With it's obvious attempts at cuteness, Barefoot is all wishful thinking and no wish fulfillment.
Andrew Fleming’s Barefoot falls short of being both an intriguing and emotionally moving film. Coming from a director credited for cult classics such as The Craft and Dick, I had a level of expectation for this film, which by the end of the 90 minutes was not met. Barefoot left much to be desired. While it has some of the essential ingredients to be a perfect indie rom-com; a spoonful of Evan Rachel Wood‘s kewpie, doe-eyed, Daisy, and a dose of ne’er-do-well bad boy with striking good looks, Jay, played by Scott Speedman, the film lacks the spark necessary to really label it a success. The pair is brought together through a seemingly subtle twist of fate; Jay owes some very “bad” people a lot of money and needs to charm his father (Treat Williams) into giving him the necessary funds to repay the debt. What better opportunity to ask for the loan then his brother’s upcoming wedding in New Orleans.

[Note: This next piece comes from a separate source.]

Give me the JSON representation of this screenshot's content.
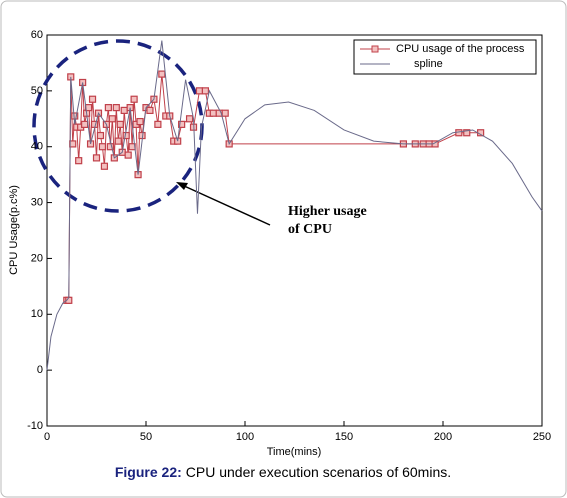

In order to do so he needs to convince his father that he has cleaned up his act and is ready to settle down. How do you convince your parents that you’re ready to settle down? With a serious girlfriend, of course. Unable to find a suitable stand-in girlfriend from among his stripper acquaintances, Jay finally settles on heading to the wedding on his own, until one evening when he rescues Daisy at the mental institution where he works as a janitor. Daisy is beautiful and upon seeing her, Jay feels that she would be the perfect candidate for his plan . There is a catch, Daisy is a patient at the mental institution. Once Daisy follows him and sneaks out of the hospital, Jay has no choice but to take her under his wing as they embark on a roller coaster of an adventure across the country.
Throughout the course of their journey together, Daisy reveals that she is not like most girls, having been raised by an overprotective mother who kept her sheltered from the outside world for much of her life; she has grown up lacking the social skills and worldliness necessary to get by in society. I am a fan of Wood’s previous work, think Thirteen, Across the Universe and even recent indie rom-com A Case of You alongside Justin Long. However, Wood portrays Daisy’s childlike nature with such overemphasis that it is difficult to believe the naiveté in her actions as she experiences many firsts–her first time flying on a plane; her first time drinking champagne; her first time on a roller coaster. Her behavior comes across as trite, and insincere. Speedman has an easier time portraying Jay, though only because there really is not much to his character. Displays of cliché bad boy behavior are present–a one night stand, gambling issues, visits to the strip club and of course the presence of the gangsters to whom he owes the debt, as mentioned in the outset. The various cliches of the film are so blatant throughout that their obvious emotional responses seem almost dictated. But they result in only general detachment.
The characters and the storyline are underdeveloped which result in the lack of any emotional connection to either of the protagonists, or even an understanding of their connection. As much as the director is telling me to root for them to be together, and as much as I would like to believe that Daisy is just the change Jay needs to turn his aimless life around, it’s all just wishful thinking.